Maternal exercise during pregnancy affects mitochondrial enzymatic activity and biogenesis in offspring brain.
Int J Neurosci. 2012 Dec 11. Epub 2012 Dec 11. PMID: 23227820
aDepartment of Physical Education, Dankook University , Yongin 448-701 , Korea.
Abstract The present study addresses whether exercise during pregnancy in mouse alters mitochondrial function in the brains of the resultant offspring. We divided pregnant mice into 4 groups: a control group (CON), and groups of mice that exercised for 20 (E20m), 30 (E30m), and 40 min per day (E40m). The pregnant mice ran on a treadmill at 12 m/min, 5 days/week for a duration of 3 weeks. The protein expression of cytochrome c oxidase subunit Va (CVa) was downregulated in the offspring of the E20m group, unlike that in the control animals, while CVa expression was reservedin the E40m neonates. The F1-ATPase catalytic core (Core) protein expression levels were the highest in the E40m group neonates. Complex I, IV, and ATPase activities were significantly lower in the E20m group than that in the control group neonates and were reserved in the E30m and E40m group neonates.
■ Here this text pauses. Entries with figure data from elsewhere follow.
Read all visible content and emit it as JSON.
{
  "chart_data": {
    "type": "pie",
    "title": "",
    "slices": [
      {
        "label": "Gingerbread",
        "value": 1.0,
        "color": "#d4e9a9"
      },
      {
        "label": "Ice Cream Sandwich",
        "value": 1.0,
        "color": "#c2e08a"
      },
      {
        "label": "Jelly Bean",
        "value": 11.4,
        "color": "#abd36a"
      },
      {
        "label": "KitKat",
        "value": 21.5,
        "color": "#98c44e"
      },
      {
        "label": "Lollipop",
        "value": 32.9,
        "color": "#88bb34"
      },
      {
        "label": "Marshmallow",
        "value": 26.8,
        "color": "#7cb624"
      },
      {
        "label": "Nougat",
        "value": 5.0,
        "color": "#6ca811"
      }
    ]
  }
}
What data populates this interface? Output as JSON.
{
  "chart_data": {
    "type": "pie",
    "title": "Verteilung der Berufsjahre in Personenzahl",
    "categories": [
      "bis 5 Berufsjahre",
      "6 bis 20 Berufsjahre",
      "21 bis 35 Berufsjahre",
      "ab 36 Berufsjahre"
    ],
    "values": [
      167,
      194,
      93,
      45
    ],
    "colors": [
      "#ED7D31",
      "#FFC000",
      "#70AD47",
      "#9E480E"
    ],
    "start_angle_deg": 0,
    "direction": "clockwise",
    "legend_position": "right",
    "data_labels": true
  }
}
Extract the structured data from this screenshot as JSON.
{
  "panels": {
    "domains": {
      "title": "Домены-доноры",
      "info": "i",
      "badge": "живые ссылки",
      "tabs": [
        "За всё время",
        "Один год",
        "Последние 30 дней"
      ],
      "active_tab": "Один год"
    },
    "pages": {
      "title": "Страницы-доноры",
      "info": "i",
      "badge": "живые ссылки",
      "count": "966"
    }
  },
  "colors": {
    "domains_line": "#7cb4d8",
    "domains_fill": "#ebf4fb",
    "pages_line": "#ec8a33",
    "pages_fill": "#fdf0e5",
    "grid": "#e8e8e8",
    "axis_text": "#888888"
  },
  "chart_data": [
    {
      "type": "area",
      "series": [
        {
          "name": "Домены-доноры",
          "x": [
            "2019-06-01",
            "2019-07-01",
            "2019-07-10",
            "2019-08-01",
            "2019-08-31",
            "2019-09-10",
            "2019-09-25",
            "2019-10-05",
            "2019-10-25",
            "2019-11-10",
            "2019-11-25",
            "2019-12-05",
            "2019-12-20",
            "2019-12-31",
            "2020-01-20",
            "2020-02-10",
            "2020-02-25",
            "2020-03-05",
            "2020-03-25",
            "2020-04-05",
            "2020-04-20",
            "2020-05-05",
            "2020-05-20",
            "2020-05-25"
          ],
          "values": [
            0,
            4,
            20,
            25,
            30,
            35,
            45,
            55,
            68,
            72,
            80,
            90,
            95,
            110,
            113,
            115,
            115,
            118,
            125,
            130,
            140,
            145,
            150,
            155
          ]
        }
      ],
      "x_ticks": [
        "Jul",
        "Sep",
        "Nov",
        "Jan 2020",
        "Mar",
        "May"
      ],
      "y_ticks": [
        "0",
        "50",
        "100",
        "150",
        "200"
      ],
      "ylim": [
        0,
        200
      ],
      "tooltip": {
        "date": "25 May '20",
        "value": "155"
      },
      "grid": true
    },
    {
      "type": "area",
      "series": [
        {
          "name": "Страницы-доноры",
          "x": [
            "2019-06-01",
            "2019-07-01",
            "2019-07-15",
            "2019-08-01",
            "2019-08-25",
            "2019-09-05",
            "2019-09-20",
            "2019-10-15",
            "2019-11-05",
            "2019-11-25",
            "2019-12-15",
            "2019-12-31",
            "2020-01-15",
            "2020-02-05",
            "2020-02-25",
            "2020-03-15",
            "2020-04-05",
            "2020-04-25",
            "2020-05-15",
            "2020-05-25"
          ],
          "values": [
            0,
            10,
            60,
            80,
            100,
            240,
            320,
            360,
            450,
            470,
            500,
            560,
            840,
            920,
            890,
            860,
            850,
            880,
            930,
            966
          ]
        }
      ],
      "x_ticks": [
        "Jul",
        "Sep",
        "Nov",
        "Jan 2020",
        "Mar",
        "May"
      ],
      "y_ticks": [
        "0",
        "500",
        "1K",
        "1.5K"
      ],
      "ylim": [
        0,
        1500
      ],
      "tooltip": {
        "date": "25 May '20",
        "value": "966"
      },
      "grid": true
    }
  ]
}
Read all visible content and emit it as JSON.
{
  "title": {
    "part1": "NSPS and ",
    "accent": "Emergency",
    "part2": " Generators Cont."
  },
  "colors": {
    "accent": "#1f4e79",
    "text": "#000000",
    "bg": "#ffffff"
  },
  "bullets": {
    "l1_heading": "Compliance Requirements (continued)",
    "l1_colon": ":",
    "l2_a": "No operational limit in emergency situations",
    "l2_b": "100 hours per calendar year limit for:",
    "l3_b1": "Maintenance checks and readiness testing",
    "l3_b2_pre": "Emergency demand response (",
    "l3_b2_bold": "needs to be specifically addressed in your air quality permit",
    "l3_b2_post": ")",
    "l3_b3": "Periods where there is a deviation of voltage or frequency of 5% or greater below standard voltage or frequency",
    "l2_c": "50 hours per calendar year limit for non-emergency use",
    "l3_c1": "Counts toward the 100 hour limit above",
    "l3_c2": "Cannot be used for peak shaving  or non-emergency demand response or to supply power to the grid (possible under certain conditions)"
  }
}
The activities of citrate synthase (CS) and pyruvate dehydrogenase (PDH) were consistent with those of complex I, IV, and ATPase. Peroxisome proliferator-activated receptor-gamma coactivator 1-alpha (PGC-1α), mitochondrial transcription factor A (Tfam), nuclear respiratory factor-1 (NRF-1), and mitochondrial DNA (mtDNA) showed high levels of expression in the E40m neonates compared to the other groups. MDA levels in E40m neonates were higher than that in the controls, but were lower than that in the E20m neonates. Finally, 40min/day of maternal exercise improved mitochondrial function inthe resultant pups and was concomitant with brain-derived trophic factor induction in the hippocampus, thereby functionally improving short-term memory.